Cada vez mais passamos boa parte do nosso tempo trabalhando. Seja em casa, na empresa ou em atividades externas (como visitas a clientes), nos dedicamos a atingir metas, conquistar resultados, atender a solicitações, resolver imprevistos e tomar decisões para resolver problemas. Essas são as prioridades no dia a dia profissional de qualquer um e quase não sobra tempo para outras coisas como, por exemplo, praticar a gentileza.

É muito comum as pessoas dizerem: “- Prefiro responder a todos os e-mails a ter que dividir tarefas com outro colega”. Ou então: “- Mal consigo tomar o meu café, imagina ter que encher copinhos para mais duas ou três pessoas do meu setor...”. Discursos como esses são frequentes, mas se enganam quando pensam que não há um retorno em gestos simples de gentileza.

O processo de conscientização é pessoal, ou seja, parte de iniciativas individuais com a intenção de transformar a mundo ao seu redor. Não é possível mudar toda uma cultura organizacional ou clima impondo atitudes coletivas. Elas são importantes também, mas se não houver um convencimento singular, a empresa não obterá sucesso com isso.

A mudança de comportamento através da prática da gentileza é notável. Geralmente as pessoas ao redor começam a perceber que há algo diferente. Sua prática promove bem estar emocional, satisfação profissional e sensação de dever cumprido. Da mesma forma que a “fofoca” pode se espalhar pelos setores e até pela empresa toda, a gentileza é capaz de “contaminar” a todos num processo gradual; pode ser lento, mas sua eficácia é garantida quando aplicada corretamente e se acompanhada devidamente.


O clima organizacional é a qualidade do ambiente profissional e a forma com que as pessoas o “sentem” e o “percebem”. A satisfação ou não dessa atmosfera influencia e interfere diretamente na produtividade profissional, por isso tão monitorado por gestores de recursos humanos em boa parte das empresas.

Existe uma relação estreita entre o clima organizacional, comportamento e lucratividade, por isso desperta tanta preocupação em empresários e líderes de vários setores.

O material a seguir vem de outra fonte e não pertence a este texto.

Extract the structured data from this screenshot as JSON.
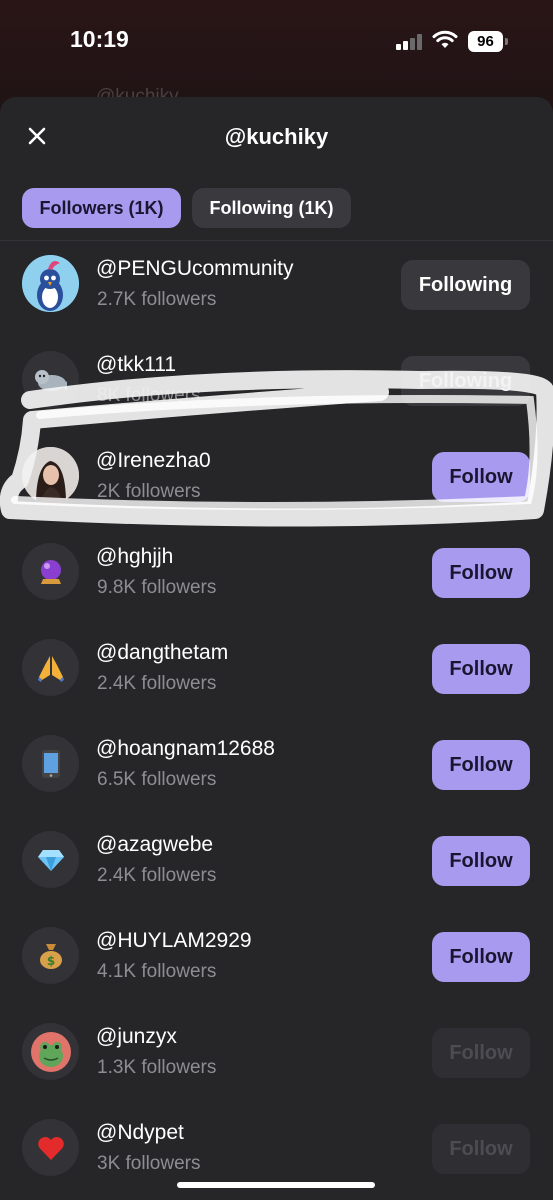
{
  "status_bar": {
    "time": "10:19",
    "battery": "96"
  },
  "background": {
    "header_text": "@kuchiky"
  },
  "sheet": {
    "title": "@kuchiky",
    "tabs": [
      {
        "label": "Followers (1K)",
        "active": true
      },
      {
        "label": "Following (1K)",
        "active": false
      }
    ]
  },
  "users": [
    {
      "handle": "@PENGUcommunity",
      "followers": "2.7K followers",
      "button": "Following",
      "avatar_icon": "penguin-icon"
    },
    {
      "handle": "@tkk111",
      "followers": "8K followers",
      "button": "Following",
      "avatar_icon": "seal-icon"
    },
    {
      "handle": "@Irenezha0",
      "followers": "2K followers",
      "button": "Follow",
      "avatar_icon": "photo-avatar"
    },
    {
      "handle": "@hghjjh",
      "followers": "9.8K followers",
      "button": "Follow",
      "avatar_icon": "crystal-ball-icon"
    },
    {
      "handle": "@dangthetam",
      "followers": "2.4K followers",
      "button": "Follow",
      "avatar_icon": "praying-hands-icon"
    },
    {
      "handle": "@hoangnam12688",
      "followers": "6.5K followers",
      "button": "Follow",
      "avatar_icon": "mobile-phone-icon"
    },
    {
      "handle": "@azagwebe",
      "followers": "2.4K followers",
      "button": "Follow",
      "avatar_icon": "gem-icon"
    },
    {
      "handle": "@HUYLAM2929",
      "followers": "4.1K followers",
      "button": "Follow",
      "avatar_icon": "money-bag-icon"
    },
    {
      "handle": "@junzyx",
      "followers": "1.3K followers",
      "button": "Follow",
      "avatar_icon": "frog-icon"
    },
    {
      "handle": "@Ndypet",
      "followers": "3K followers",
      "button": "Follow",
      "avatar_icon": "red-heart-icon"
    }
  ],
  "colors": {
    "accent": "#a89bef",
    "sheet_bg": "#262528",
    "secondary_button": "#39383d"
  }
}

Hoje sabemos que a satisfação no trabalho, ou seja, a vontade e motivação de estar ali todos os dias, é determinante para que os resultados sejam alcançados e as pessoas produzam com afinco.

Engajar pessoas não é, simplesmente, delegar tarefas e determinar quem faz o quê. As equipes estão sujeitas a variáveis intangíveis como o bom relacionamento interpessoal, a alegria e paz para desempenhar suas atividades. Se não estiverem envolvidas através de um ambiente saudável e harmônico, se desiludem, provocando uma baixa na motivação comprometendo, claro, o rendimento.